Eh bien, pas vraiment morte. Elle était juste tombée de la Terrasse de Suxian et était entrée dans un profond sommeil.

 

Sous la Terrasse de Suxian, il y avait l’Etang de Jade. L’Etang de Jade était très parfumé, mais en même temps il y avait un vin très enivrant vieux de dix mille ans. Même un Dieu dormirait pendant quelques millénaires s’il buvait trop de ce vin.

 

Non seulement Siming Xingjun était tombée en plein dedans, mais le monde céleste entier savait qu’elle était une enclume. Une fois tombée, à moins de boire jusqu’à ce que ses yeux ne deviennent blancs, elle ne flotterait jamais d’elle-même. Pour cette raison, quand le gardien trouva Siming ‘noyée dans le vin’ et la sauva en la tirant sur ses pied, Siming était déjà complètement ivre.

 

Après que le docteur ait vérifié le pouls de Siming, il diagnostiqua qu’elle dormirait six ou sept mille ans.

 

Six ou sept mille ans dans le monde des immortels ne représentait pas une durée très importante. Cependant, Siming gérait les destins des Trois Royaumes en tant que Déesse du Destin. Elle était aussi responsable pour écrire les tribulations de ceux affrontant les épreuves. Sa position était la plus critique de toutes. Les Trois Royaumes ne pouvaient se passer d’un jour sans Siming Xingjun, et encore moins de six ou sept mille années.

 

Les Dieux ne purent s’empêcher de paniquer et de blâmer la négligence de Siming. Au milieu de toute cette consternation frénétique, une domestique indiqua calmement qu’elle avait vu Siming avec la nouvelle épouse du Seigneur Moxi, Sansheng, avant qu’elle ne tombe dans l’étang. Les deux semblaient être en pleine dispute.

 

Aussitôt qu’elle eût dit ces mots, tous se calmèrent pendant un moment. Vous me regardez, je vous regarde, mais personne n’ose se lever et se prononcer sur le sujet.

 

Le Dieu de la Guerre était en général très juste et équitable.

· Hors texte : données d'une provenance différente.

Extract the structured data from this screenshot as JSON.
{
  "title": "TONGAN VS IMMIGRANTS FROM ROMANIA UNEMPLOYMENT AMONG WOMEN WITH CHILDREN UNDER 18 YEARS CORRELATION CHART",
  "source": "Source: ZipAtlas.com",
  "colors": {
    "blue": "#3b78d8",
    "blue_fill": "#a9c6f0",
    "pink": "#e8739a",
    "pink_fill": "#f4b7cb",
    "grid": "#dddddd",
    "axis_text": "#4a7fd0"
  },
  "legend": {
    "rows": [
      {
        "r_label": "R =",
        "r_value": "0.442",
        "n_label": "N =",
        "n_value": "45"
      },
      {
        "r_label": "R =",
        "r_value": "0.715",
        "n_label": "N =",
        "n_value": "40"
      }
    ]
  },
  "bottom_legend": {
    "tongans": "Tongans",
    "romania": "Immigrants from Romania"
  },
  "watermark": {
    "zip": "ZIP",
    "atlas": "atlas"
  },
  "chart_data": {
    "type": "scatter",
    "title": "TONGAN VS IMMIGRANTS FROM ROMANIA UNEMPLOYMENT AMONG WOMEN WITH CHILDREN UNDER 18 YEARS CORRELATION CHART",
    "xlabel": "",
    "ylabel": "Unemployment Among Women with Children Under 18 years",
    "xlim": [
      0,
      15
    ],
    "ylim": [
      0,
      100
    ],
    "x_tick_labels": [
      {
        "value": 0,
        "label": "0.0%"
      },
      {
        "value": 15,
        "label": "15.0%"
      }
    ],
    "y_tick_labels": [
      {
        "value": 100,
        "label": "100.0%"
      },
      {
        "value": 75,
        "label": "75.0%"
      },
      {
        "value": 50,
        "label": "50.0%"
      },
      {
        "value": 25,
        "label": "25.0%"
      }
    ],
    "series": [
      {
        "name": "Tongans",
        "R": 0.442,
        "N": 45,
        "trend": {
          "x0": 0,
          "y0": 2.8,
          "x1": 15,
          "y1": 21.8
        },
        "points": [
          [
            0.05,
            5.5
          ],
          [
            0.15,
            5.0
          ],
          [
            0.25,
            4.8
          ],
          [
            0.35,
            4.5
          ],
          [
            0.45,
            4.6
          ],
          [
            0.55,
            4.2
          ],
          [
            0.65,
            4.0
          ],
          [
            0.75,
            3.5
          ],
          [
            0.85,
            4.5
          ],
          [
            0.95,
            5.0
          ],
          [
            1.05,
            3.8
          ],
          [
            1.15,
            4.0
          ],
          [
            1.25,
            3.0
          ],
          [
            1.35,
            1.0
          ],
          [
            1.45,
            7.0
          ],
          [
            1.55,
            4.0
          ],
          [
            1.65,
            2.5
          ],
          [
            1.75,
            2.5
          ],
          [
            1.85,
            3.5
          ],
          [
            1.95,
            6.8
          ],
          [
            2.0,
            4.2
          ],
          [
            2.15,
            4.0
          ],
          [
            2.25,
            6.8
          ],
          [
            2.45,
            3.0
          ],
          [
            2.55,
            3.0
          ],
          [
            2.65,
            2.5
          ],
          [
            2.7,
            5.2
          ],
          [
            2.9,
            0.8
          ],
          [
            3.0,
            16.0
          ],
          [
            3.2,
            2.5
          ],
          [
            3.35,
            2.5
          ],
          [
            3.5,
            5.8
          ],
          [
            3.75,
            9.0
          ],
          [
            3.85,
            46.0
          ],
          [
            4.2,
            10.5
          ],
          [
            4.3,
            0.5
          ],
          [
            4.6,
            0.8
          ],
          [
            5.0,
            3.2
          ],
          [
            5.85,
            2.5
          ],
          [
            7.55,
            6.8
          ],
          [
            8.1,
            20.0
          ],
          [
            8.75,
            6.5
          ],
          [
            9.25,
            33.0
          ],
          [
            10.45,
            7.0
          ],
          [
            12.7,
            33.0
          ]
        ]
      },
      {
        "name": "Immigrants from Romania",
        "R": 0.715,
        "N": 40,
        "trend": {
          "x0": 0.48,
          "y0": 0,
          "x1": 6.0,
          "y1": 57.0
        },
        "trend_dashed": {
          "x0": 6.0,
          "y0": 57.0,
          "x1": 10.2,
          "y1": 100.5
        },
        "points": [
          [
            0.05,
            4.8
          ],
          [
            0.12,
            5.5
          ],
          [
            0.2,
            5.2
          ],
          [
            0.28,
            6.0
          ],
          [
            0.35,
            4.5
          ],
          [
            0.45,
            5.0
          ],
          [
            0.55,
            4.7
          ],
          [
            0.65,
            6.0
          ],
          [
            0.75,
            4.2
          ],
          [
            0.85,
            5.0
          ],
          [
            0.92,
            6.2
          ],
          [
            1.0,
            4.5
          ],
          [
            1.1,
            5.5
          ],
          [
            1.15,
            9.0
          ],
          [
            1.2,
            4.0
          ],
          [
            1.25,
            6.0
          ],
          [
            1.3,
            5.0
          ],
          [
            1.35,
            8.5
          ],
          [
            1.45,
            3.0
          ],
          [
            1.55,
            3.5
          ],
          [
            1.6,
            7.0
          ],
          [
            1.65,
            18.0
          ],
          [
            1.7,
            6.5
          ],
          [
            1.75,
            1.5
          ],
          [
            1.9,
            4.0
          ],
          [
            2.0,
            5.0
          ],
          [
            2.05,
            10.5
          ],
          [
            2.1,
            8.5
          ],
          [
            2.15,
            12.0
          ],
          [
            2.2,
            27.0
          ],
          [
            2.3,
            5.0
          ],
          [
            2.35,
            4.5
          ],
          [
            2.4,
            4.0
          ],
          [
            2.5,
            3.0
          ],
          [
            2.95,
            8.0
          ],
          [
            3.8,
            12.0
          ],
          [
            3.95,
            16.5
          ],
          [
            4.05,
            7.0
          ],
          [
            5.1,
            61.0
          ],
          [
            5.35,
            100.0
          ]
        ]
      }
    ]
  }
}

Il était, cependant, extrêmement protecteur envers sa femme, Sansheng, et personne ne pouvait rêver dire du mal d’elle.

 

L’atmosphère ambigüe fut finalement interrompue par la Fée de la Grue envoyée par l’Empereur Céleste.

 

« Qu’allez-vous faire ? Allez-vous juste laisser Siming Xingjun dormir par terre ? Pourquoi ne l’avez-vous pas ramenée ?! Êtes-vous tous aveugles ? » La Fée de la Grue cria sur les servantes se tenant près de l’Etang de Jade pendant un temps avant de demander, « Pourquoi est-ce que Siming est si ivre ? A quand remonte la dernière fois que quelqu’un a glissé et est tombé dans l’Etang de Jade ? »

 

La foule trembla pendant un long moment. Seule la servante répéta ce qu’elle avait dit.

 

La Fée de la Grue écouta ses mots et se calma brièvement, « Si c’est le cas, pourquoi n’allez-vous pas vous expliquer avec Sansheng ? »

 

Personne ne bougea.

 

La Fée de la Grue gronda froidement, « Ne me dites pas que vous avez tous peur d’elle ? » Puis il déchaîna ses manches avant de partir.

 

Le palais du Dieu de la Guerre était entouré par des pruniers couvrant une superficie de dix-mille lieues. La magie avait été utilisée pour créer un temps glacial où les pruniers rouges se tiendraient fièrement dans la neige. Dix mille fleurs de pruniers parfumaient l’atmosphère avec dix mille parfums, réduisant l’air solennel et amenant au palais du Dieu de la Guerre une élégance qu’il n’avait pas jamais eu auparavant.

 

La Fée de la Grue marcha au travers de l’océan de pruniers pour pénétrer dans la résidence du Dieu de la Guerre. Quand une servante l’informa que le Dieu de la Guerre et sa femme jouissaient des fleurs de pruniers à l’arrière du jardin, il grimaça et suivit la servante.

 

Alors qu’il n’avait pas encore pénétré dans le jardin arrière, il (1) entendit la voix d’une femme, « Moxi, ne bouge pas. J’ai presque fini ma peinture. Laisse-moi juste mettre un peu de couleur sur tes lèvres. »

 

  • Ah bah je n’ai jamais dit que la Fée de la Grue était une femme, c’est un homme, c’est juste qu’il n’y a pas de masculin à ‘fée’. Enfin, étymologiquement si, c’est ‘féetaud.’ Mais ce n’est pas non plus le terme exact, donc j’ai laissé fée au féminin.

 

Un soupir précéda la profonde voix de l’homme, « Sansheng, ce que tu dessines est mon dos. »

 

« Oui, je sais. »

 

« Alors comment peux-tu voix des lèvres ? »

 

« Je ne le peux pas », dit la femme comme si c’était un fait évident. « Mais cela ne fait aucune importance. Je veux voir ton visage. »

 

La Fée de la Grue réfléchit brièvement intérieurement, incapable d’imaginer combien la peinture devait être terrifiante si elle était capable de voir son visage même en peignant son dos. Il attendit que la servante ne les avertisse de son arrivée et il entra dans le hall principal.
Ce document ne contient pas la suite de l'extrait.